MiddlewareChain composes multiple middlewares and executes them in registration order for before_* hooks, and in reverse order for after_* hooks.

use synaptic::middleware::MiddlewareChain;

let chain = MiddlewareChain::new(vec![
    Arc::new(ModelCallLimitMiddleware::new(10)),
    Arc::new(ToolRetryMiddleware::new(3)),
]);

Using Middleware with create_agent

Pass middlewares through AgentOptions::middleware. The agent graph wires them into both the model node and the tool node automatically.

use synaptic::graph::{create_agent, AgentOptions};
use synaptic::middleware::{ModelCallLimitMiddleware, ToolRetryMiddleware};

let options = AgentOptions {
    middleware: vec![
        Arc::new(ModelCallLimitMiddleware::new(10)),
        Arc::new(ToolRetryMiddleware::new(3)),
    ],
    ..Default::default()
};

let graph = create_agent(model, tools, options)?;

Built-in Middlewares

MiddlewareHook UsedDescription
ModelCallLimitMiddlewarewrap_model_callLimits model invocations per run
ToolCallLimitMiddlewarewrap_tool_callLimits tool invocations per run
ToolRetryMiddlewarewrap_tool_callRetries failed tools with exponential backoff
ModelFallbackMiddlewarewrap_model_callFalls back to alternative models on failure
SummarizationMiddlewarebefore_modelAuto-summarizes when context exceeds token limit
TodoListMiddlewarebefore_modelInjects a task list into the agent context
HumanInTheLoopMiddlewarewrap_tool_callPauses for human approval before tool execution
ContextEditingMiddlewarebefore_modelTrims or filters context before model calls

Writing a Custom Middleware

The easiest way to define a middleware is with the corresponding macro. Each lifecycle hook has its own macro (#[before_agent], #[before_model], #[after_model], #[after_agent], #[wrap_model_call], #[wrap_tool_call], #[dynamic_prompt]). The macro generates the struct, AgentMiddleware trait implementation, and a factory function automatically.

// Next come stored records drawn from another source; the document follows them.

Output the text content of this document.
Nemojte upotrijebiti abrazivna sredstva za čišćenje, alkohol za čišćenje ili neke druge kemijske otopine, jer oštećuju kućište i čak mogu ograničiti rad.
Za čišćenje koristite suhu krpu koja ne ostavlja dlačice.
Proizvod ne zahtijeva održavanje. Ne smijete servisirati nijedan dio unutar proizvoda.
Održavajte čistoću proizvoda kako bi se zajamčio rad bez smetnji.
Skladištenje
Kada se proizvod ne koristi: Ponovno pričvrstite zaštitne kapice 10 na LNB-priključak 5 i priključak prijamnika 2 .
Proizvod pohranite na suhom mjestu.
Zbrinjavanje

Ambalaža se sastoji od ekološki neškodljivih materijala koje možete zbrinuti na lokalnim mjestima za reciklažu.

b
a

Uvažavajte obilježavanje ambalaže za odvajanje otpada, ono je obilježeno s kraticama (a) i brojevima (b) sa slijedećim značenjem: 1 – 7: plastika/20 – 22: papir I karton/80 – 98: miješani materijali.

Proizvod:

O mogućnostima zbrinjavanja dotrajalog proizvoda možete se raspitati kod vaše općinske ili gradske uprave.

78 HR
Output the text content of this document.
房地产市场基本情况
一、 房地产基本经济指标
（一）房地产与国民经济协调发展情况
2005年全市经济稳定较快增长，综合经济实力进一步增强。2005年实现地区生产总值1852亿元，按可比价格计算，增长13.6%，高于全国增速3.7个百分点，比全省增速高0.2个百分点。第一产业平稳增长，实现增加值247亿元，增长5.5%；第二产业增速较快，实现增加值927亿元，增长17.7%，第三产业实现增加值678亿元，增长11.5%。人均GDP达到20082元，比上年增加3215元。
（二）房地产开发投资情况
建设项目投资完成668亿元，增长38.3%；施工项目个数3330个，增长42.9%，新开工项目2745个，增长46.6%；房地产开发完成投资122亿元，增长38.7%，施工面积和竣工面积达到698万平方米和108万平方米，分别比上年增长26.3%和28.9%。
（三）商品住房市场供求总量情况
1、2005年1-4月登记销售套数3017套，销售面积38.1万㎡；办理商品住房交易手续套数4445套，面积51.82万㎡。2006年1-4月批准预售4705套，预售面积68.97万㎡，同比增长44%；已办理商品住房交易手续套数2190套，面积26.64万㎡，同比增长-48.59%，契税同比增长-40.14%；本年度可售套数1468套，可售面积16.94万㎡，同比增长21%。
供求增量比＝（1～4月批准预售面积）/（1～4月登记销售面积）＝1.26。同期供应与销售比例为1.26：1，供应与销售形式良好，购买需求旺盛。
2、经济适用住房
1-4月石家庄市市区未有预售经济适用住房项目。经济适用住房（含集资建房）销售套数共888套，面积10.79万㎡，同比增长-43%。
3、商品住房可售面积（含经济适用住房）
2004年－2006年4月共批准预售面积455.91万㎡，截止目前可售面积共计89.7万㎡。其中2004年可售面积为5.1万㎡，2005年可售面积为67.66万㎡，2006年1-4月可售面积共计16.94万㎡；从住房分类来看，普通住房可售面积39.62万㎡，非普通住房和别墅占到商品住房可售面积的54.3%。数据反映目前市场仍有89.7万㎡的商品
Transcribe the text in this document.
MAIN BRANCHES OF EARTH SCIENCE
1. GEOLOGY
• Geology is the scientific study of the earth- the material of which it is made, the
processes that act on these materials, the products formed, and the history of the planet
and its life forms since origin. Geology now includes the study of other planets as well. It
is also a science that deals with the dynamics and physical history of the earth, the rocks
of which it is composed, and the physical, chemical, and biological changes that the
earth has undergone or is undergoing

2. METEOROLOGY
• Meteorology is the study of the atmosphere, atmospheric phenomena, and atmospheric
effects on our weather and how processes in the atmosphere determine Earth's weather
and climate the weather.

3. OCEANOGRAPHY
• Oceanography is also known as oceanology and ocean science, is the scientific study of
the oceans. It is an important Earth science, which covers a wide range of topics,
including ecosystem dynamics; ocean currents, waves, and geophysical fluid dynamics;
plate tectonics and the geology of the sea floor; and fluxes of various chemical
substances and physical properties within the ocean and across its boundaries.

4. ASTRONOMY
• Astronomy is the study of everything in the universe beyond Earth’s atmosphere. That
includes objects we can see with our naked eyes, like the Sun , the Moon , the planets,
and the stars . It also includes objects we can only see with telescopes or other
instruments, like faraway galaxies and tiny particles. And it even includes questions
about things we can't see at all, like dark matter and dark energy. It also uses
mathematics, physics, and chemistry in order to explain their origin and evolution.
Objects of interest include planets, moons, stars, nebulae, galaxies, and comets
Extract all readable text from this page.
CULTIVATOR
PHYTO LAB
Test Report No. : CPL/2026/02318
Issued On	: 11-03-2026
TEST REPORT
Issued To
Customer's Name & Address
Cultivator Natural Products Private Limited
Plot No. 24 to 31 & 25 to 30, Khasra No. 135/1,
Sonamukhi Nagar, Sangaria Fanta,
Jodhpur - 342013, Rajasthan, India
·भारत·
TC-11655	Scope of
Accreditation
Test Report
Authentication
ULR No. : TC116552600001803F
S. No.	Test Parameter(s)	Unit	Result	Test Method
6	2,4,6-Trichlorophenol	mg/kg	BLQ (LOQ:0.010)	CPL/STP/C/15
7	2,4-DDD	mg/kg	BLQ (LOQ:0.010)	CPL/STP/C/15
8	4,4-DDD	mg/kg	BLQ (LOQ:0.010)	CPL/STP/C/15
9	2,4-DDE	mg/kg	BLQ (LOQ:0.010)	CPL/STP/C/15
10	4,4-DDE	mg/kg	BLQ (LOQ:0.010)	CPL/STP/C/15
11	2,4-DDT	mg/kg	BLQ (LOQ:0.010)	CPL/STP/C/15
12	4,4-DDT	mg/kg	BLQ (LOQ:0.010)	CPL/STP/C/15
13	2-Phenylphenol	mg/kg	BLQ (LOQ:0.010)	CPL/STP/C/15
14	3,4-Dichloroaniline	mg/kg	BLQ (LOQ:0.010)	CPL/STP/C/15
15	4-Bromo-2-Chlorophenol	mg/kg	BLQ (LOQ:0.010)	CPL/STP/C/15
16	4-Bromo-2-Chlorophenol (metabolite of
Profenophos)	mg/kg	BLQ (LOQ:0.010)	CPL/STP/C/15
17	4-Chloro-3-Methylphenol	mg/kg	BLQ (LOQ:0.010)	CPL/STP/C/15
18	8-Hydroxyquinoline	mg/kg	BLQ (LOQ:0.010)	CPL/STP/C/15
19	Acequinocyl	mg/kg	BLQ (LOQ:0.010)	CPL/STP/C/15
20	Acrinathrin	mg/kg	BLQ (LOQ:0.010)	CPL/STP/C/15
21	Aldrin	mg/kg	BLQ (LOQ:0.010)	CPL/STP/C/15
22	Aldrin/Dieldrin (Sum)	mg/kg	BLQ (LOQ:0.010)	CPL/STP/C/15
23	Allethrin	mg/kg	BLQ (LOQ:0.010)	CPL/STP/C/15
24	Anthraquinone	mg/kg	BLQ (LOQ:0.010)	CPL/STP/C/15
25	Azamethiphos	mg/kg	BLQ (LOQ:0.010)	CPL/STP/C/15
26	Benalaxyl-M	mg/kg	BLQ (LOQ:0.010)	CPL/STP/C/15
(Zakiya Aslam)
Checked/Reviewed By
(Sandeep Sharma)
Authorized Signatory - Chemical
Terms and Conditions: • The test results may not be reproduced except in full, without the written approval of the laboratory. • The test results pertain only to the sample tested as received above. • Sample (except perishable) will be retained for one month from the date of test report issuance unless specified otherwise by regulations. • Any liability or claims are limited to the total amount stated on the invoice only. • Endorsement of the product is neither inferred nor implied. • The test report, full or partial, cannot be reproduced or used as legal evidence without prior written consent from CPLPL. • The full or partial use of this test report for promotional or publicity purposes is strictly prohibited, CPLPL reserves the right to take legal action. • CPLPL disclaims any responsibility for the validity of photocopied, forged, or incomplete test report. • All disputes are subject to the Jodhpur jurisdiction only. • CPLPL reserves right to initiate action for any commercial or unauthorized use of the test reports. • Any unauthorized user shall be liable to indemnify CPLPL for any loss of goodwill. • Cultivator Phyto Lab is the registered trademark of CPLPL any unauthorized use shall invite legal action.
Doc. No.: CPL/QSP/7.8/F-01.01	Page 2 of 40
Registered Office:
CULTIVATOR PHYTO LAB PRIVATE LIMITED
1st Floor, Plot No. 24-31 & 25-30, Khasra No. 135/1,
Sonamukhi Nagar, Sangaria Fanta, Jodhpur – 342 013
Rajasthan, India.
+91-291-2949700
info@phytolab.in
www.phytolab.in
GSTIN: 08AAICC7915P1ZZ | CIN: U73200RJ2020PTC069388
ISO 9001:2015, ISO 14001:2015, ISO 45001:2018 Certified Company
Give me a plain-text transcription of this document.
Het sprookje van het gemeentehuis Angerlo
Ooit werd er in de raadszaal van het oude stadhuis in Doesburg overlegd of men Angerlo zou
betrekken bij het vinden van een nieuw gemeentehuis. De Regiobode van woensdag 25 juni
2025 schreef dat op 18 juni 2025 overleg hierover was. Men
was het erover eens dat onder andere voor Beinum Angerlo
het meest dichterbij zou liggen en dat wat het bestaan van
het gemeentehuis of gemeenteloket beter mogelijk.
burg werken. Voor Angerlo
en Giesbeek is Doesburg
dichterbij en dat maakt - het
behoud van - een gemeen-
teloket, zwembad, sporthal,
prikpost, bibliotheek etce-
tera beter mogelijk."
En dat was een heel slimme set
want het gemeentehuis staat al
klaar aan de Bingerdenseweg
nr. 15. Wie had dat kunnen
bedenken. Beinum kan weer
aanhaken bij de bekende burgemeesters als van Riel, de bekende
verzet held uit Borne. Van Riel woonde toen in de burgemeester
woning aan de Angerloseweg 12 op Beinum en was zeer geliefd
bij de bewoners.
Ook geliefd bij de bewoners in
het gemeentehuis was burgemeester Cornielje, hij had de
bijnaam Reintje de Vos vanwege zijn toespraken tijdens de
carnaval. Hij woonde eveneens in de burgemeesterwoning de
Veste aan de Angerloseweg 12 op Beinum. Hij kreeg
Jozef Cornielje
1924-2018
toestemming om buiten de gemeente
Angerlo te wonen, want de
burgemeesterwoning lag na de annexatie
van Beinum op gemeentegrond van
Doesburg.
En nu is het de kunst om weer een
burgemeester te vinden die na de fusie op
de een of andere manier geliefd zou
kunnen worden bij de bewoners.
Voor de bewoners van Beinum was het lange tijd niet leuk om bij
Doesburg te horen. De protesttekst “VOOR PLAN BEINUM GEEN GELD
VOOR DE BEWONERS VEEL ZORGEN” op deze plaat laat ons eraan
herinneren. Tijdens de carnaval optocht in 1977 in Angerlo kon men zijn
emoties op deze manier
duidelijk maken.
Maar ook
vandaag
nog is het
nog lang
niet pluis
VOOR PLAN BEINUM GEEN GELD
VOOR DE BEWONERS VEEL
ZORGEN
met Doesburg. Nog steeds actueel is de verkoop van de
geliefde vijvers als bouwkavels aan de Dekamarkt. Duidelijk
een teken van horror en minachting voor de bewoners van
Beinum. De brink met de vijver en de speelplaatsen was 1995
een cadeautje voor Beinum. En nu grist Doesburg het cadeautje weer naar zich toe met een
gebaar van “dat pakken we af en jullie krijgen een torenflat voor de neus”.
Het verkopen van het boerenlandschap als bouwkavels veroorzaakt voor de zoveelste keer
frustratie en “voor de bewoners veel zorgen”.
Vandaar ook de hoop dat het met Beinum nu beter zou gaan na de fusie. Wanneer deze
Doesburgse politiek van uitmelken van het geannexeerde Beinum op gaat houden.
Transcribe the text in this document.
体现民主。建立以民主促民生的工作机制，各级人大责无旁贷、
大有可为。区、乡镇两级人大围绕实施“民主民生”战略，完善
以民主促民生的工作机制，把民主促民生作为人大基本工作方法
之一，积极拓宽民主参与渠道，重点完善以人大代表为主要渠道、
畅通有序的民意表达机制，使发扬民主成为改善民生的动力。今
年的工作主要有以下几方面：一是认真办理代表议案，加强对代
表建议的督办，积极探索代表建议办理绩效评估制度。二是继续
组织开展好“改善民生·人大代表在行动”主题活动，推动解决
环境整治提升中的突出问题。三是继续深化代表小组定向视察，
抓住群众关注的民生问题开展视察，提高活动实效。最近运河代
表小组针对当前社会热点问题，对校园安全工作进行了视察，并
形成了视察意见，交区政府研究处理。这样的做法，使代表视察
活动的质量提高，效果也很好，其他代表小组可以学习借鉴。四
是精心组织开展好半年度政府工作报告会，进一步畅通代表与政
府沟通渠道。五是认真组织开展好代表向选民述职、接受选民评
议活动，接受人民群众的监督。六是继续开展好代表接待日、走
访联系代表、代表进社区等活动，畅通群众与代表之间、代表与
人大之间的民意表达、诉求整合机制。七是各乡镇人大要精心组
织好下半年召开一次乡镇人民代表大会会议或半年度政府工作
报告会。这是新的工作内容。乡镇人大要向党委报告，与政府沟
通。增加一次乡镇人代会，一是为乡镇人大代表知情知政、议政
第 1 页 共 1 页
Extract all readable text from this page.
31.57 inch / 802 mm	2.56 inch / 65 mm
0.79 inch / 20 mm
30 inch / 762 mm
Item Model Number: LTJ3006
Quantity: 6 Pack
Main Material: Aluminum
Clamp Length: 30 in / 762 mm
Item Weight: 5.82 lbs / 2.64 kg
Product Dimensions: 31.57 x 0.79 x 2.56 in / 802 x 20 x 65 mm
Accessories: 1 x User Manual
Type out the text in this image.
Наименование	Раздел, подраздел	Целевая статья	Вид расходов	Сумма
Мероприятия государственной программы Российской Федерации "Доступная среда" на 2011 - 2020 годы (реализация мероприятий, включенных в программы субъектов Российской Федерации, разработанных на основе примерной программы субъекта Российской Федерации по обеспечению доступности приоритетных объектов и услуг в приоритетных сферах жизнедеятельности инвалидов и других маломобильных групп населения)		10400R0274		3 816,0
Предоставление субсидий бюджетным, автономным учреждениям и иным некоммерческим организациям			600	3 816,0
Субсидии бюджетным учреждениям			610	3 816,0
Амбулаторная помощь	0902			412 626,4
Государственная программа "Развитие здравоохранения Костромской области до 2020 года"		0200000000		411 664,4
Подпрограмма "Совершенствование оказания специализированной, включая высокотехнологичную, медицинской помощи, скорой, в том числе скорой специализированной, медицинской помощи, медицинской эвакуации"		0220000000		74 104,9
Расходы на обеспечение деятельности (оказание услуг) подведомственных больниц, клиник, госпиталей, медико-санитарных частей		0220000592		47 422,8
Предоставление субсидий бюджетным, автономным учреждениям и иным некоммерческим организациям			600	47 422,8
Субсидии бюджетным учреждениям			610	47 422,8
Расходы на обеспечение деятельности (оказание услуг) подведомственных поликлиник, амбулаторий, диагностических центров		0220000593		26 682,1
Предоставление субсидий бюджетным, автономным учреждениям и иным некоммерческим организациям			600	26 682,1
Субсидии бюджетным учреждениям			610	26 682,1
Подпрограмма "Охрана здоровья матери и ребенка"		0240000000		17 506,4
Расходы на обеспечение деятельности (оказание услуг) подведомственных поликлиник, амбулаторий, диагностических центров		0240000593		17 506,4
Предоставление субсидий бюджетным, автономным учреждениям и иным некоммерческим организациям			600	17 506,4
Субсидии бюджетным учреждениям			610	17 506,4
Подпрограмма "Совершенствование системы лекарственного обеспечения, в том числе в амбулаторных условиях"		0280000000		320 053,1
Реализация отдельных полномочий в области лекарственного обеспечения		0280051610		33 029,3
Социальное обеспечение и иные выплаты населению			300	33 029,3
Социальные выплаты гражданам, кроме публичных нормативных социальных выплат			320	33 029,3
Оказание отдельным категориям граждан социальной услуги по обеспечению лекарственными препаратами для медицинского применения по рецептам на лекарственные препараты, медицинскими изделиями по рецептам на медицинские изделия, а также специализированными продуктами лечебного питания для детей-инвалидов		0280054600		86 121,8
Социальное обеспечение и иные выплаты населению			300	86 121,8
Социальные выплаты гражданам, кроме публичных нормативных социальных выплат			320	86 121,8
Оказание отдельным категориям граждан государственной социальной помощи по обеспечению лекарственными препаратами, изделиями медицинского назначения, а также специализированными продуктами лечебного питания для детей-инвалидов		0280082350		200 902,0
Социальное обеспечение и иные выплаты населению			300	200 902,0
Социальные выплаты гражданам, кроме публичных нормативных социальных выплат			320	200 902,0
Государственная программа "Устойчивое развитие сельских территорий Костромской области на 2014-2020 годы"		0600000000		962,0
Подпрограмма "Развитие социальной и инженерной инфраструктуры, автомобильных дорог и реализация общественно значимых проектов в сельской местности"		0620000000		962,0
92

use synaptic::macros::before_model;
use synaptic::middleware::ModelRequest;
use synaptic::core::SynapticError;

#[before_model]
async fn log_model_call(request: &mut ModelRequest) -> Result<(), SynapticError> {
    println!("Model call with {} messages", request.messages.len());
    Ok(())
}

Then add it to your agent:

let options = AgentOptions {
    middleware: vec![log_model_call()],
    ..Default::default()
};
let graph = create_agent(model, tools, options)?;

Note: The log_model_call() factory function returns Arc<dyn AgentMiddleware>. For stateful middleware, use #[field] parameters on the function. See Procedural Macros for the full reference, including all seven middleware macros and stateful middleware with #[field].